6 responses to “Thunderstorms in Fakeworld

  1. Actually there is a bit more you can do. The most important step is to not be in the path of a major hurricane so in order to evacuate properly you need to have plans in several different directions just in case. And monitor the shit out of where they are possibly going. In order to actually leave town you need to have a full tank of gas, many of us have back up gas as part of our contingency plans. Load as much food as you can in a cooler and throw out the rest. Hit the circuit breaker on your household power as you get into the car. You need to make sure that you have the proper allotment of prescription medication to withstand a long term disruption of power. You need to have plans for your pets and other elderly and young persons. Need to make sure that all battery operated lighting is actually working and that you have at least one B/O Lantern. Propane gas is preferable to charcoal cooking when possible. Have a couple hundred dollars cash on hand as power loss disrupts credit card usage. And the all important bathtub full of water for hygiene. Make sure that you have cell phone charger and a list of numbers that are important to you. It is best to travel in tandem if possible just in case of automobile trouble.

    Most importantly don’t wait till the last minute being hurricane ready comes with the territory, many victims are just poorly prepared.

  2. The likelihood of a hurricane hitting Tallahicky is quite remote due to steering conditions, etc.
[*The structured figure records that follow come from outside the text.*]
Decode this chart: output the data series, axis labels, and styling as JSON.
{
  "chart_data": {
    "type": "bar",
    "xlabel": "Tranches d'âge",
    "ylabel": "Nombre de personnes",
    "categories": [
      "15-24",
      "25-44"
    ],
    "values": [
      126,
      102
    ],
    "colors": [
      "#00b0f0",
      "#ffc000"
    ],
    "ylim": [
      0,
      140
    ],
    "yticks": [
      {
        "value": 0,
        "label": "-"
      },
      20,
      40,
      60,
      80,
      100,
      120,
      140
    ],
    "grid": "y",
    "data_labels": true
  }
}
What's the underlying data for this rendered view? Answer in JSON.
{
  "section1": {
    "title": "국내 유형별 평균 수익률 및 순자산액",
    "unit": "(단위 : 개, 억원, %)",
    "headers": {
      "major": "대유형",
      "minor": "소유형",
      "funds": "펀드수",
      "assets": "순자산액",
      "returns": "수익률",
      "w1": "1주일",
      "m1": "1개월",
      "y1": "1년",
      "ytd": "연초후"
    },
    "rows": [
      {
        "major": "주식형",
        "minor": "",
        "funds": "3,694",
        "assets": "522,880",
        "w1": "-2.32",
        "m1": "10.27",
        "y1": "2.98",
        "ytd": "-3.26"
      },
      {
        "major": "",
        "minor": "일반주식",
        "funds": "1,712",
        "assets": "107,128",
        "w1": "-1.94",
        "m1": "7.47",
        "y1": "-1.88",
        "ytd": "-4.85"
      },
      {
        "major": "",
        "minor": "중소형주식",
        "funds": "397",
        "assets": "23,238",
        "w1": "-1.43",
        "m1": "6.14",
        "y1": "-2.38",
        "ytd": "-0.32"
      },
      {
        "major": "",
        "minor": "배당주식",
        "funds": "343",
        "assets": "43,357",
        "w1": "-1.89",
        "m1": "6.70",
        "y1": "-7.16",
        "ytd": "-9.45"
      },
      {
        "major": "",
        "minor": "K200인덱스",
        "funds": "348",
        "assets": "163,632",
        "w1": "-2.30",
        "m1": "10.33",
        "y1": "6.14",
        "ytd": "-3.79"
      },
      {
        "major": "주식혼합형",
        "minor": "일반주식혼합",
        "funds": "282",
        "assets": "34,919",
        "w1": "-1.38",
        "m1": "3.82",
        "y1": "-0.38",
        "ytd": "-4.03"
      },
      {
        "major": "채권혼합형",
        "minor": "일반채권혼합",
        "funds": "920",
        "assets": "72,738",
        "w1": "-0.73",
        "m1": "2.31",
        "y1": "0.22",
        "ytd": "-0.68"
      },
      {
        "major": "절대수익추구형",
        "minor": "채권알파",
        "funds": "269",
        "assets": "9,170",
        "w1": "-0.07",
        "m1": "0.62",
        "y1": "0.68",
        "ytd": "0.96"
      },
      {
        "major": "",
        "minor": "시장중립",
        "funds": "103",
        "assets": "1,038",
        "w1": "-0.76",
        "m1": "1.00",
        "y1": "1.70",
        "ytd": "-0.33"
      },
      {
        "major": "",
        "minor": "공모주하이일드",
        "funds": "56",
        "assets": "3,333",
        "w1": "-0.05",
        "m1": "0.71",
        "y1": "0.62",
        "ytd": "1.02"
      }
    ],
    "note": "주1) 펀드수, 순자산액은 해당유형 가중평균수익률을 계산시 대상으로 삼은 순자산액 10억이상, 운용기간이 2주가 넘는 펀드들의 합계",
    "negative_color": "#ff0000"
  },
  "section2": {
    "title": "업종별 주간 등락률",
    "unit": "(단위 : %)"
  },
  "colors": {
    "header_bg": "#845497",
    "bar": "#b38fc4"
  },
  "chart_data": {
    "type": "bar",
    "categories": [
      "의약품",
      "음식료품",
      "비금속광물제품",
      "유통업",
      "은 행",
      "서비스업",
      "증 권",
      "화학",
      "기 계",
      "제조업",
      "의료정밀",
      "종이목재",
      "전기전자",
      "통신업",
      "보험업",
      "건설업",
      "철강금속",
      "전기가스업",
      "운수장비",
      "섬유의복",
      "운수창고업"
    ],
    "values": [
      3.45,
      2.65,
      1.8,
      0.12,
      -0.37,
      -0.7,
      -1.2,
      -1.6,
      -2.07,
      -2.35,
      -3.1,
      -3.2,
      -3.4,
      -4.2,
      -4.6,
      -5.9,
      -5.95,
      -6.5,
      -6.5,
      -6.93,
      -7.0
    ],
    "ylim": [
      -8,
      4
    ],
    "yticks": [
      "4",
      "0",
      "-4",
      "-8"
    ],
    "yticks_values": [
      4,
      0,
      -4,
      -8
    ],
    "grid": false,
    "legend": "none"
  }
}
Once a hurricane gets into the Gulf, the normal steering pattern is towards the western panhandle, or further west towards ALabama/Miss/Louisiana/Texas.

    In the 38 years I’ve been in Florida, only Kate hit Tallahicky.

    Same for hitting Tampa Bay, although of course one did swipe it a few years back as it meandered north in a most unusual way.

    That Sunday thunderstorm was real cause for concern. I was in the middle of a poker tournie, was ahead and was afraid of losing power. Instead, I went on to finish 3rd, winning a handsome purse of 30 cents (net profit).

  3. Wow, pt, that was quite the comprehensive lesson on hurricane preparedness. But of course you are quite right about it all.
    It does seem that we are somewhat protected here, if only because we are 25 miles inland. But Tropical Storm Fay did a number on us, and there was that one hurricane that destroyed Angelo’s in Panacea.
    I’ve been on the fringes of several hurricanes, never in the path of a direct hit, and hope it stays that way. The worst disaster I ever experienced was the May 9th (1995) Flood in New Orleans, which was caused by a mere freak thunderstorm that lasted 6 hours. I hope to never go through a repeat of that either.
    And thank God you didn’t lose power, Anarchist…the loss would have been too great to bear 🙂

  4. “The likelihood of a hurricane hitting Tallahicky is quite remote ”

    Anarchist it is very dangerous to govern hurricane responses based on historic data. All it takes is 1. Ain’t like poker you can’t predict the odds every time and it’s the time you don’t that gets ya.

    In 1993 the no name storm killed 14 people in Taylor County with almost no warning at all. Wiped out Adams and Keaton Beaches and leveled homes that were not allowed to be rebuilt because of codes. It came up the flat coast like a monster in the night and went on to terrorize the entire East Coast.

    Afterwards, in recovery meetings I heard people laugh and say well we’ve had our storm of the century so we won’t have another in our lifetimes. Truth is one can occur at any time during the season……. anywhere.

    Tampa Bay has been very fortunate as far as a direct hit, but I have seen friends and family stay in waterfront homes that came within inches of being flooded and feet of being destroyed and smile and say “see I am a tough guy I ain’t runnin” and I think to myself…… won’t feel so tough sitting on your roof waiting for Godot.

  5. I just heard on the radio yesterday that Homestead, which was obliterated by Hurricane Andrew, is the exact same distance from the coast as Tallahassee. I first saw Homestead years later, and it was still mostly a big pile of rubble. If a CAT 5 hurricane hits Appalachicola, we are toast.